Album Reviews

My Chemical Romance – The Black Parade

(Reprise) UK release date: 23 October 2006


My Chemical Romance - The Black Parade If you’re someone for whom rock ‘n’ roll courses through your blood, then every so often – probably about once every five years or so – a band or record or festival moment will come along and reaffirm the meaning of life. When you look back, you’ll be able to number them on the fingers of one hand: Dog Man Star by Suede. The first time you heard Nirvana‘s Smells Like Teen Spirit. The moment when The Streets took you back to those cold Brixton mornings outside Maccy D’s and the Dog Star. The sun setting on Love at Glastonbury. Crowd-surfing to Dirty Pretty Things at the Astoria even though you were twice the age of anyone else in the crowd.

And then when that list should be full, you’ll find room in it for The Black Parade. This is such a great, great record for so many reasons. Many of them revolve around the fact that I am much, much too old for it. I was a goth the first time round for Bauhaus and The Sisters Of Mercy and The Mission and, back then, when I fell in love with boys in tight black jeans and eyeliner and too much hair dye and an obsession with death, I knew that a part of my soul would always belong to them.

But never did I expect that at the age of 36 any popular music would still have the power to swell my heart and raise the hairs on the back of my neck quite as much as this. And certainly not a concept album that owes so much to Kurt Weill and Bertolt Brecht, Queen and The Rocky Horror Show.

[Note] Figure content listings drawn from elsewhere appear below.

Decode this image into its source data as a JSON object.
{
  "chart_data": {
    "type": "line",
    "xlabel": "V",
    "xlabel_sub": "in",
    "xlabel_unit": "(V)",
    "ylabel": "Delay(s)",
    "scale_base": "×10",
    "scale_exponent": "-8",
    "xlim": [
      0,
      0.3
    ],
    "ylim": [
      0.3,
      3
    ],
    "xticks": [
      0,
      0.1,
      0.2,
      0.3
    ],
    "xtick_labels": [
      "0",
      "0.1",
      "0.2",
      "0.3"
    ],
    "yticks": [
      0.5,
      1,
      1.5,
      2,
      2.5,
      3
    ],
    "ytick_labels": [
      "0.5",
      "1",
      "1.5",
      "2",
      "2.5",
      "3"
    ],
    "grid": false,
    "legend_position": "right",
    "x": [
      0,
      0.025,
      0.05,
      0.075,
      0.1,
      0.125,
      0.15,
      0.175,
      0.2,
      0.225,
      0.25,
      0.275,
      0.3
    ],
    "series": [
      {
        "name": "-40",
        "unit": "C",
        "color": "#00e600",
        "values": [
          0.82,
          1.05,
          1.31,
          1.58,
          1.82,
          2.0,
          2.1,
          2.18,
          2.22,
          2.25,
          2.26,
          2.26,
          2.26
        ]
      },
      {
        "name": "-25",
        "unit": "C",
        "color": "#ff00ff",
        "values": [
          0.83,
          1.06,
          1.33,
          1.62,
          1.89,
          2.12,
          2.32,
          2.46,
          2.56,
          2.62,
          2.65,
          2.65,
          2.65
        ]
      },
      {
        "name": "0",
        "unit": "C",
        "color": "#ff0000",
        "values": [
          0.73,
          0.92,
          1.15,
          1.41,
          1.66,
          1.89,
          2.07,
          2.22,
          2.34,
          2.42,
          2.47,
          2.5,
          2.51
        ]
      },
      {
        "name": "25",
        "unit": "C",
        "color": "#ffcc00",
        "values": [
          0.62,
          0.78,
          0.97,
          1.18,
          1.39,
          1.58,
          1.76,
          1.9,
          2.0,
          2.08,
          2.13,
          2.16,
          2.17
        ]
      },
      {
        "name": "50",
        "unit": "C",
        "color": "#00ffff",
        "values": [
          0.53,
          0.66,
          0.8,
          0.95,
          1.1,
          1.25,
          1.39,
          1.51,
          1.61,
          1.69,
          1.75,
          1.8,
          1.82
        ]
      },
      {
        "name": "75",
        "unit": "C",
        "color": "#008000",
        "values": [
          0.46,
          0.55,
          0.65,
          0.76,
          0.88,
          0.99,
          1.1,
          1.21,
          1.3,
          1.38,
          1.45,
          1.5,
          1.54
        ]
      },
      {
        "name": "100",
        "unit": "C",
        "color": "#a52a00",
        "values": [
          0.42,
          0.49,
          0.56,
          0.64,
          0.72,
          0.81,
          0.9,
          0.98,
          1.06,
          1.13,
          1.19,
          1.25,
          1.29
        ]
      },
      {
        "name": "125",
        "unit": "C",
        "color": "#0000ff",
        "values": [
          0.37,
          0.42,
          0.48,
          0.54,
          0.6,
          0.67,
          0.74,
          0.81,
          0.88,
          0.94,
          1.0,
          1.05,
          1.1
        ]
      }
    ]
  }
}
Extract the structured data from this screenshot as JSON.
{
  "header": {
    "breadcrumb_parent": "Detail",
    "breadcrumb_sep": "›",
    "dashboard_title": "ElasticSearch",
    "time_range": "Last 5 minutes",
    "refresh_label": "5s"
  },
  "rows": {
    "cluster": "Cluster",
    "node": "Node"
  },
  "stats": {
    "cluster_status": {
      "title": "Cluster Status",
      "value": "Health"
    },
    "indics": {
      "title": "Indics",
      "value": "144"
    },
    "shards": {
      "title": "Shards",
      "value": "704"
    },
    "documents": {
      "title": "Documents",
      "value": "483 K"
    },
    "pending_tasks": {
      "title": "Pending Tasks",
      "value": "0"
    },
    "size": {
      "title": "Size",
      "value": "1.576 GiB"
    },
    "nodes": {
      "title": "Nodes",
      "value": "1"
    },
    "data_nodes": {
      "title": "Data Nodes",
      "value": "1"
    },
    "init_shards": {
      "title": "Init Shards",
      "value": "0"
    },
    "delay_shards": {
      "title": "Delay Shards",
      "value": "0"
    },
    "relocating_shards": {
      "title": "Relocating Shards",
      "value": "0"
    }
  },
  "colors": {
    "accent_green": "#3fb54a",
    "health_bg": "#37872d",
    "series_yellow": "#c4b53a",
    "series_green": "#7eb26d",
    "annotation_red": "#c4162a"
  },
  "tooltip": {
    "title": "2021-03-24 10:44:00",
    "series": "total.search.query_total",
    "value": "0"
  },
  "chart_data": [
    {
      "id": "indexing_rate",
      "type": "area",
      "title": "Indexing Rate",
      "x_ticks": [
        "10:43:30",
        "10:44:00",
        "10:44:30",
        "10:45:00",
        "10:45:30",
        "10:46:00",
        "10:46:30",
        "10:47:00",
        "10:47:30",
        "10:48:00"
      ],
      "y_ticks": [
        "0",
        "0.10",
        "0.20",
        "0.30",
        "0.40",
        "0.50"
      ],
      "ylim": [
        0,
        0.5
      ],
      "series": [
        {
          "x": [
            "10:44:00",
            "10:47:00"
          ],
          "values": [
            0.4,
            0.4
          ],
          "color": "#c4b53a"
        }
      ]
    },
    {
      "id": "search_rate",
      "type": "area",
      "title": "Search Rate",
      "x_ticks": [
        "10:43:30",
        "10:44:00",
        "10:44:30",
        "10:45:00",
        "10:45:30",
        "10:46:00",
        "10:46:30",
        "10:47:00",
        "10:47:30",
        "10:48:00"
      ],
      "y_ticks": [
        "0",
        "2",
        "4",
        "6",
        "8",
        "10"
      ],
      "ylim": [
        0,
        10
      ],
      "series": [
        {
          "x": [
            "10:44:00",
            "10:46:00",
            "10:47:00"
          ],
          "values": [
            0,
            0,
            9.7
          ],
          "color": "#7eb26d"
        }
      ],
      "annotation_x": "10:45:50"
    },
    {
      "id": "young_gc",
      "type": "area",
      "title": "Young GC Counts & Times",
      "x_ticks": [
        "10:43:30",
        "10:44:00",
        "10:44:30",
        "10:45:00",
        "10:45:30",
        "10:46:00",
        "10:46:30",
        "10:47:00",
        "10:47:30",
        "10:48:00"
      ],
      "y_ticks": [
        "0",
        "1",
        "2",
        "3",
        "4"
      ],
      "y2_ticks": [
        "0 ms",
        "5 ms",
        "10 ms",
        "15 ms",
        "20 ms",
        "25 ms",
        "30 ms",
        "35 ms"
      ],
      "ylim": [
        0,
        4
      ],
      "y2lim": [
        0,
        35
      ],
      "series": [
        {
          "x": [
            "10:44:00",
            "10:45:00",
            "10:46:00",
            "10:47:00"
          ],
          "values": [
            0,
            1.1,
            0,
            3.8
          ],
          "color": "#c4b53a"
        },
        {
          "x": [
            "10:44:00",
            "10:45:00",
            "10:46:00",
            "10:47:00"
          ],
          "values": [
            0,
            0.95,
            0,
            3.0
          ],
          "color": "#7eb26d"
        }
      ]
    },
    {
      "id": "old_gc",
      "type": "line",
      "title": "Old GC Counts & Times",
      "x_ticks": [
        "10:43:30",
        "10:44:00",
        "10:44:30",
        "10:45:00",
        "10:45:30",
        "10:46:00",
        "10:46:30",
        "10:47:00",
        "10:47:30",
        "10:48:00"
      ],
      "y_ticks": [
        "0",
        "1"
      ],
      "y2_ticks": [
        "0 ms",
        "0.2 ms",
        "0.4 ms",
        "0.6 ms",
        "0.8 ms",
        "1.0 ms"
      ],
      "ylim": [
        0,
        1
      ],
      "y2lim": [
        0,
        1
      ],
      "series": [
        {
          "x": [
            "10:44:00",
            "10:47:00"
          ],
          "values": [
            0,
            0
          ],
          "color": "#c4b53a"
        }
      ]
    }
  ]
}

Like The Libertines in black and white or a monochrome Sgt Pepper’s Lonely Hearts Club Band, Gerard Way and his cohorts are here to save rock ‘n’ roll from manufactured reality TV stars and bland R&B, whether in the opening stomp of The End, the manic guitar intro of Dead! or the crashing stadium anthem of The Sharpest Lives. Piano ballads? They’ve got those licked too – and with names like Cancer and Disenchanted, they’re reminding us that music that means this much should never take itself too seriously.

And there’s *that* intro. Minimal, fragile, delicate, heart-rending as it grows, gently swells and then bursts into more life than you’ll ever live, beating to the drum of your heart. If this album contained nothing but its title track it would still be the greatest thing you’d heard this year. Close your eyes and let it take you back to the best moments of your life before you’re too old to remember how great they felt.

I Don’t Love You drips with the kind of romance The Smiths longed for (but no-one ever loved them enough). House Of Wolves is pure rock ‘n’ roll – a true descendent of all the best bits of grunge, but with better clothes. Teenagers is just fun, through and through.

This is an album which references music hall theatricality, marching band propaganda, religious pomp, punk energy and, perhaps more surprising than anything, an overarching sense of fun. This is a band who not only have a sense of humour but who revel in it. We’ve seen it before on tracks such as You Know What They Do To Guys Like Us In Prison and I’m Not Okay (I Promise) but this time round My Chemical Romance are not going to let up. They’re going to grab you round the neck and squeeze so much that it hurts not only when you laugh but even when you breathe.

However much they hate the tag, this is as emotional as music gets, full of those perfect moments when everything – fashion, street culture, youth movement, Daily Mail smear campaigns and unbearably fantastic songs – come together in blissful harmony and the record-buying public unites to put it where it belongs: at the top of the charts.

Gerard, you’ll never top this. You probably know that yourself. But other bands will. It may take one year, it may take 10, but they will come and they will mean as much to us as this did. And, when we hear them, we’ll close our eyes and remember all the others that have meant that much to us before. Until then, like you, we’ll carry on.